I was choking back tears.  These little accomplishments aren't little at all to an almost seven year old.  Heck, I'm going to be 41 in a few weeks and I get it!  I know what this feels like!  It's amazing.  It's what strengthens you, it's that little kernel deep inside yourself that carries you through the low points in life.  

It's what I hope to fill her soul up with as a parent.  To be the best YOU can be and not to follow the silly crowd when it doesn't feel right.  Which is exactly what I told her to regarding her decision to jump or not.  To do what she felt was right for HERSELF.  I'm tossing the rope out a little further each time.  It feels good.  It feels like milestones in the making.
Second jump is a beauty.....
Waiting and watching....
Maybe next year Evan will decide to move past whatever was bugging him....
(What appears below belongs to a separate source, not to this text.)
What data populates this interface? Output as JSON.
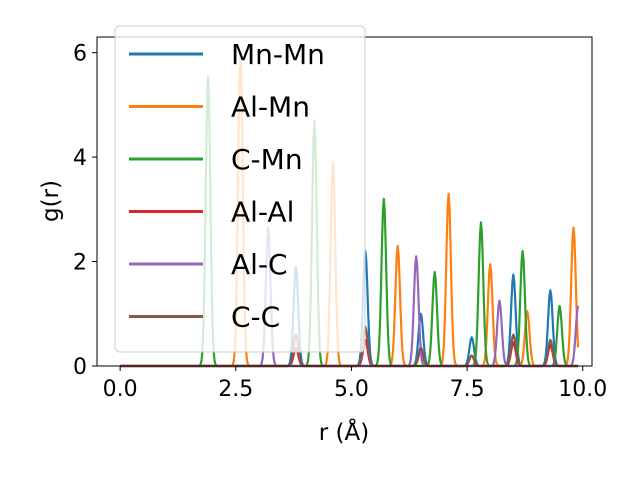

He made no sense to me at all.  He's been to water parks and gone down huge slides, he's jumped off the side of the pool with a life jacket on, he'll go under the water, blow bubbles, doesn't care if his face gets wet.  He loves the pool and the beach.  Yet he wouldn't go in shallow water and get a little instruction.  He went in one day and after all the tears, screaming and battling of wills, I gave up.  I just didn't have the fight in me for two long weeks.  So the last few days we didn't even pretend he was going in the pool and he just wore clothes!  

I have a sense this is just the beginning of what I am up against as a parent.  This was some sort of teaching tool in the classroom of life that I will draw upon when I parent teens.  Lord help me!
That's sis shooting out from the big slide!
She can dive down to pick up rings, she can tread water in the deep end, she has more confidence.  And following my two rules of what makes you successful in life: being a good reader and having self-confidence...I'd say she's well on her way!